After assessign the datasets, I identified various issues with the quality of the datasets. And for the purpose of documentation, I used a Quality and Tidiness Issues Framework. Below are the identified issues found in the datasets.

#### Quality Issues
`customer_demographic`
- last_name: missing values
- gender: Full gender sometimes (Male, Female), abbreviations other times (M, F), 
- DOB: missing values
- DOB has a string datatype
- job_title: missing values
- job_industry_category: missing values
- default: unrecognised data format
- tenure: missing values

`customer_addresses`
- missing record (3999 instead of 4000)


`transactions`
- transaction_date is a string
- online_order: missing values
- brand: missign values
- product_line: missing values
- product_class: missing values
- product_size: missing values
- standard_cost: missing values
- standard_cost: has a string datatype
- product_first_sold_date: missing values


#### Tidiness Issues
`customer_demographic`
- DOB - does not follow the lowercase naming format of other columns
- Unrealistic DOB for a customer with (1843-12-21)

`transactions`
- transaction_date format should consistent (year-month-day)
- online_order has a datatype string [with True and False values]
- [order_status, brand, product_line, product_class, product_size] all have datatype string

One table `customers` split into two `customer_demographic` and `customer_addresses`


### Recommendations

After thorough assessment of the provided datasets, I identified both quality and tidiness issues which have been properly documented.

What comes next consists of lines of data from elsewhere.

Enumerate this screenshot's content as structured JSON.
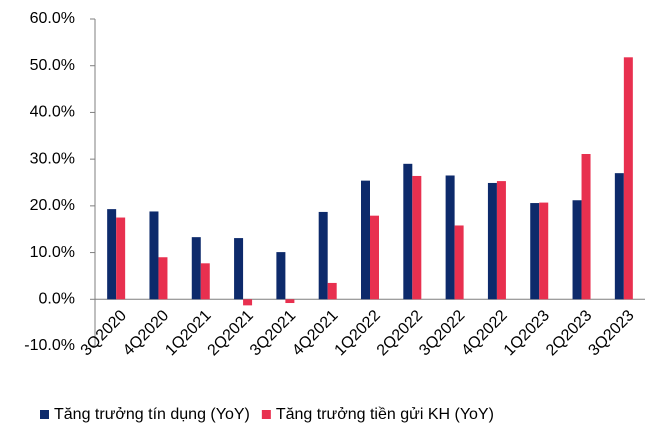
{
  "chart_data": {
    "type": "bar",
    "categories": [
      "3Q2020",
      "4Q2020",
      "1Q2021",
      "2Q2021",
      "3Q2021",
      "4Q2021",
      "1Q2022",
      "2Q2022",
      "3Q2022",
      "4Q2022",
      "1Q2023",
      "2Q2023",
      "3Q2023"
    ],
    "series": [
      {
        "name": "Tăng trưởng tín dụng (YoY)",
        "color": "#0d2a6b",
        "values": [
          19.3,
          18.8,
          13.3,
          13.1,
          10.1,
          18.7,
          25.4,
          29.0,
          26.5,
          24.9,
          20.6,
          21.2,
          27.0
        ]
      },
      {
        "name": "Tăng trưởng tiền gửi KH (YoY)",
        "color": "#e8304f",
        "values": [
          17.5,
          9.0,
          7.7,
          -1.3,
          -0.8,
          3.5,
          17.9,
          26.4,
          15.8,
          25.3,
          20.7,
          31.1,
          51.8
        ]
      }
    ],
    "ylim": [
      -10,
      60
    ],
    "yticks": [
      {
        "value": -10,
        "label": "-10.0%"
      },
      {
        "value": 0,
        "label": "0.0%"
      },
      {
        "value": 10,
        "label": "10.0%"
      },
      {
        "value": 20,
        "label": "20.0%"
      },
      {
        "value": 30,
        "label": "30.0%"
      },
      {
        "value": 40,
        "label": "40.0%"
      },
      {
        "value": 50,
        "label": "50.0%"
      },
      {
        "value": 60,
        "label": "60.0%"
      }
    ],
    "legend": "bottom",
    "grid": false
  }
}
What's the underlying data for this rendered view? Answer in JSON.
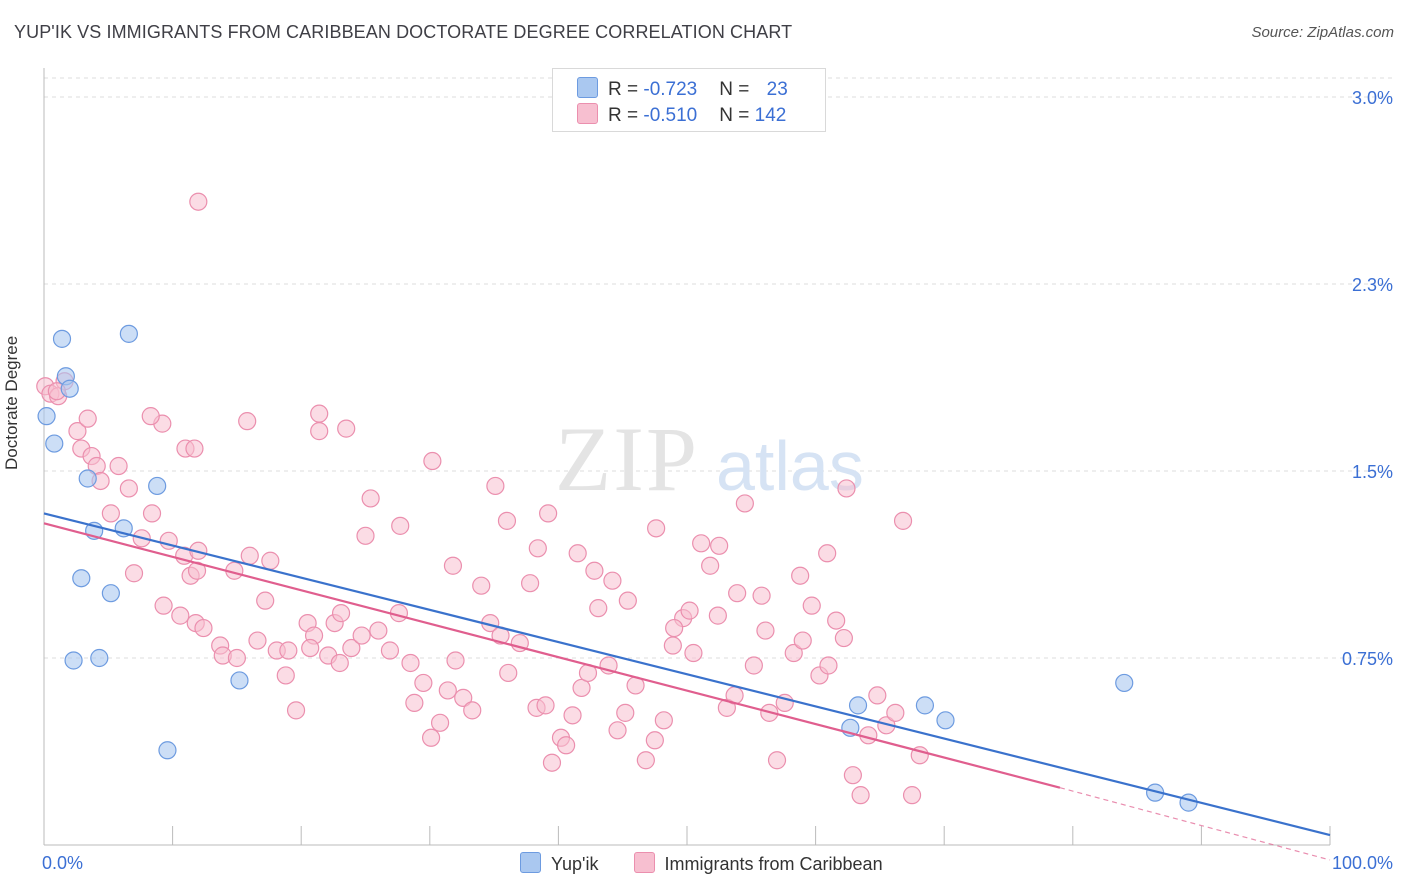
{
  "title": "YUP'IK VS IMMIGRANTS FROM CARIBBEAN DOCTORATE DEGREE CORRELATION CHART",
  "source": "Source: ZipAtlas.com",
  "watermark": "ZIPatlas",
  "colors": {
    "yupik_fill": "#aac8f0",
    "yupik_stroke": "#6d9be0",
    "yupik_line": "#3a72cc",
    "carib_fill": "#f7bfd0",
    "carib_stroke": "#eb8fae",
    "carib_line": "#e05e8e",
    "axis_text": "#3b6fd4",
    "grid": "#dddddd"
  },
  "legend": {
    "rows": [
      {
        "r_label": "R = ",
        "r_value": "-0.723",
        "n_label": "N = ",
        "n_value": "23"
      },
      {
        "r_label": "R = ",
        "r_value": "-0.510",
        "n_label": "N = ",
        "n_value": "142"
      }
    ]
  },
  "bottom_legend": {
    "yupik": "Yup'ik",
    "carib": "Immigrants from Caribbean"
  },
  "chart_data": {
    "type": "scatter",
    "xlabel": "",
    "ylabel": "Doctorate Degree",
    "xlim": [
      0,
      100
    ],
    "ylim": [
      0,
      3.0
    ],
    "x_tick_labels": [
      "0.0%",
      "100.0%"
    ],
    "y_ticks": [
      0.75,
      1.5,
      2.25,
      3.0
    ],
    "y_tick_labels": [
      "0.75%",
      "1.5%",
      "2.3%",
      "3.0%"
    ],
    "grid": "horizontal dashed",
    "series": [
      {
        "name": "Yup'ik",
        "r": -0.723,
        "n": 23,
        "trend": {
          "x0": 0,
          "y0": 1.33,
          "x1": 100,
          "y1": 0.04
        },
        "points": [
          [
            0.2,
            1.72
          ],
          [
            1.4,
            2.03
          ],
          [
            1.7,
            1.88
          ],
          [
            0.8,
            1.61
          ],
          [
            3.4,
            1.47
          ],
          [
            3.9,
            1.26
          ],
          [
            6.6,
            2.05
          ],
          [
            6.2,
            1.27
          ],
          [
            8.8,
            1.44
          ],
          [
            2.9,
            1.07
          ],
          [
            5.2,
            1.01
          ],
          [
            2.3,
            0.74
          ],
          [
            4.3,
            0.75
          ],
          [
            15.2,
            0.66
          ],
          [
            9.6,
            0.38
          ],
          [
            62.7,
            0.47
          ],
          [
            68.5,
            0.56
          ],
          [
            70.1,
            0.5
          ],
          [
            63.3,
            0.56
          ],
          [
            84.0,
            0.65
          ],
          [
            86.4,
            0.21
          ],
          [
            89.0,
            0.17
          ],
          [
            2.0,
            1.83
          ]
        ]
      },
      {
        "name": "Immigrants from Caribbean",
        "r": -0.51,
        "n": 142,
        "trend": {
          "x0": 0,
          "y0": 1.29,
          "x1": 79,
          "y1": 0.23
        },
        "trend_dashed": {
          "x0": 79,
          "y0": 0.23,
          "x1": 100,
          "y1": -0.06
        },
        "points": [
          [
            0.1,
            1.84
          ],
          [
            0.5,
            1.81
          ],
          [
            1.1,
            1.8
          ],
          [
            1.6,
            1.86
          ],
          [
            1.0,
            1.82
          ],
          [
            2.6,
            1.66
          ],
          [
            2.9,
            1.59
          ],
          [
            3.7,
            1.56
          ],
          [
            4.1,
            1.52
          ],
          [
            4.4,
            1.46
          ],
          [
            3.4,
            1.71
          ],
          [
            5.2,
            1.33
          ],
          [
            6.6,
            1.43
          ],
          [
            7.6,
            1.23
          ],
          [
            8.4,
            1.33
          ],
          [
            9.2,
            1.69
          ],
          [
            9.7,
            1.22
          ],
          [
            11.0,
            1.59
          ],
          [
            10.9,
            1.16
          ],
          [
            11.4,
            1.08
          ],
          [
            12.0,
            1.18
          ],
          [
            7.0,
            1.09
          ],
          [
            5.8,
            1.52
          ],
          [
            8.3,
            1.72
          ],
          [
            11.7,
            1.59
          ],
          [
            11.9,
            1.1
          ],
          [
            9.3,
            0.96
          ],
          [
            10.6,
            0.92
          ],
          [
            11.8,
            0.89
          ],
          [
            12.4,
            0.87
          ],
          [
            13.7,
            0.8
          ],
          [
            13.9,
            0.76
          ],
          [
            15.0,
            0.75
          ],
          [
            14.8,
            1.1
          ],
          [
            16.0,
            1.16
          ],
          [
            17.2,
            0.98
          ],
          [
            17.6,
            1.14
          ],
          [
            18.1,
            0.78
          ],
          [
            19.0,
            0.78
          ],
          [
            18.8,
            0.68
          ],
          [
            19.6,
            0.54
          ],
          [
            20.5,
            0.89
          ],
          [
            21.0,
            0.84
          ],
          [
            20.7,
            0.79
          ],
          [
            22.1,
            0.76
          ],
          [
            22.6,
            0.89
          ],
          [
            23.1,
            0.93
          ],
          [
            23.9,
            0.79
          ],
          [
            24.7,
            0.84
          ],
          [
            25.4,
            1.39
          ],
          [
            25.0,
            1.24
          ],
          [
            26.0,
            0.86
          ],
          [
            26.9,
            0.78
          ],
          [
            27.6,
            0.93
          ],
          [
            28.5,
            0.73
          ],
          [
            28.8,
            0.57
          ],
          [
            29.5,
            0.65
          ],
          [
            30.1,
            0.43
          ],
          [
            30.8,
            0.49
          ],
          [
            31.4,
            0.62
          ],
          [
            32.0,
            0.74
          ],
          [
            32.6,
            0.59
          ],
          [
            33.3,
            0.54
          ],
          [
            34.0,
            1.04
          ],
          [
            34.7,
            0.89
          ],
          [
            35.5,
            0.84
          ],
          [
            36.1,
            0.69
          ],
          [
            37.0,
            0.81
          ],
          [
            37.8,
            1.05
          ],
          [
            38.3,
            0.55
          ],
          [
            39.0,
            0.56
          ],
          [
            39.5,
            0.33
          ],
          [
            40.2,
            0.43
          ],
          [
            40.6,
            0.4
          ],
          [
            41.1,
            0.52
          ],
          [
            41.8,
            0.63
          ],
          [
            42.3,
            0.69
          ],
          [
            43.1,
            0.95
          ],
          [
            43.9,
            0.72
          ],
          [
            44.6,
            0.46
          ],
          [
            45.2,
            0.53
          ],
          [
            46.0,
            0.64
          ],
          [
            46.8,
            0.34
          ],
          [
            47.5,
            0.42
          ],
          [
            48.2,
            0.5
          ],
          [
            48.9,
            0.8
          ],
          [
            49.7,
            0.91
          ],
          [
            50.5,
            0.77
          ],
          [
            51.1,
            1.21
          ],
          [
            51.8,
            1.12
          ],
          [
            52.4,
            0.92
          ],
          [
            53.1,
            0.55
          ],
          [
            53.7,
            0.6
          ],
          [
            54.5,
            1.37
          ],
          [
            55.2,
            0.72
          ],
          [
            55.8,
            1.0
          ],
          [
            56.4,
            0.53
          ],
          [
            57.0,
            0.34
          ],
          [
            57.6,
            0.57
          ],
          [
            58.3,
            0.77
          ],
          [
            59.0,
            0.82
          ],
          [
            59.7,
            0.96
          ],
          [
            60.3,
            0.68
          ],
          [
            61.0,
            0.72
          ],
          [
            61.6,
            0.9
          ],
          [
            62.2,
            0.83
          ],
          [
            62.9,
            0.28
          ],
          [
            63.5,
            0.2
          ],
          [
            64.1,
            0.44
          ],
          [
            64.8,
            0.6
          ],
          [
            65.5,
            0.48
          ],
          [
            66.2,
            0.53
          ],
          [
            66.8,
            1.3
          ],
          [
            67.5,
            0.2
          ],
          [
            68.1,
            0.36
          ],
          [
            21.4,
            1.66
          ],
          [
            23.5,
            1.67
          ],
          [
            30.2,
            1.54
          ],
          [
            35.1,
            1.44
          ],
          [
            36.0,
            1.3
          ],
          [
            38.4,
            1.19
          ],
          [
            39.2,
            1.33
          ],
          [
            41.5,
            1.17
          ],
          [
            42.8,
            1.1
          ],
          [
            44.2,
            1.06
          ],
          [
            45.4,
            0.98
          ],
          [
            47.6,
            1.27
          ],
          [
            49.0,
            0.87
          ],
          [
            50.2,
            0.94
          ],
          [
            52.5,
            1.2
          ],
          [
            53.9,
            1.01
          ],
          [
            56.1,
            0.86
          ],
          [
            58.8,
            1.08
          ],
          [
            60.9,
            1.17
          ],
          [
            62.4,
            1.43
          ],
          [
            12.0,
            2.58
          ],
          [
            21.4,
            1.73
          ],
          [
            15.8,
            1.7
          ],
          [
            16.6,
            0.82
          ],
          [
            23.0,
            0.73
          ],
          [
            27.7,
            1.28
          ],
          [
            31.8,
            1.12
          ]
        ]
      }
    ]
  }
}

The next step is to give recommendations on how the datasets can be cleaned, so it is ready for both exploratory analysis and explanatory analysis.

#### Quality Issues:

`customer_demographic`
- The empty values in the last_name can be replace with N/A (Not Applicable).
- For consistency, the gender column needs to be reformatted to use a specific representation of gender (Male, Female, Others) or (M, F, O)
- The datatype of the DOB column should be converted to datetime
- When it is time for analysis, if the DOB column is essential, then entries without DOB should be dropped.
- The entries with empty job_title and job_industry_category should be droppoed if it would be crucial to our analysis.
- The default column should be removed, it is not clear enough as to what it represents or how it can be used.
- The entries with empty tenure should be droppoed if it would be crucial to our analysis.

`customer_addresses`
- There are 4 customers without address information. We can drop these entries.


`transactions`
- The transaction_date column datatype should be converted to a datetime
- The entries with missing online_order values should be dropped and datatype converted to boolean
- The entries with missing brand should be dropped and datatype should be converted to categorical
- The entries with missing product_line should be dropped and datatype should be converted to categorical
- The entries with missing product_class should be dropped and datatype should be converted to categorical
- The entries with missing product_size should be dropped and datatype should be converted to categorical
- The entries with missing standard_cost should be dropped, data in column should be reformatted to just the numeric value (striping the currency sign)
- The entries with missing product_first_sold_date should be dropped


#### Note
For column properties that have been identified as being crucial to our analysis and we do not want to drop entries with empty values for that column, a specified default can be set.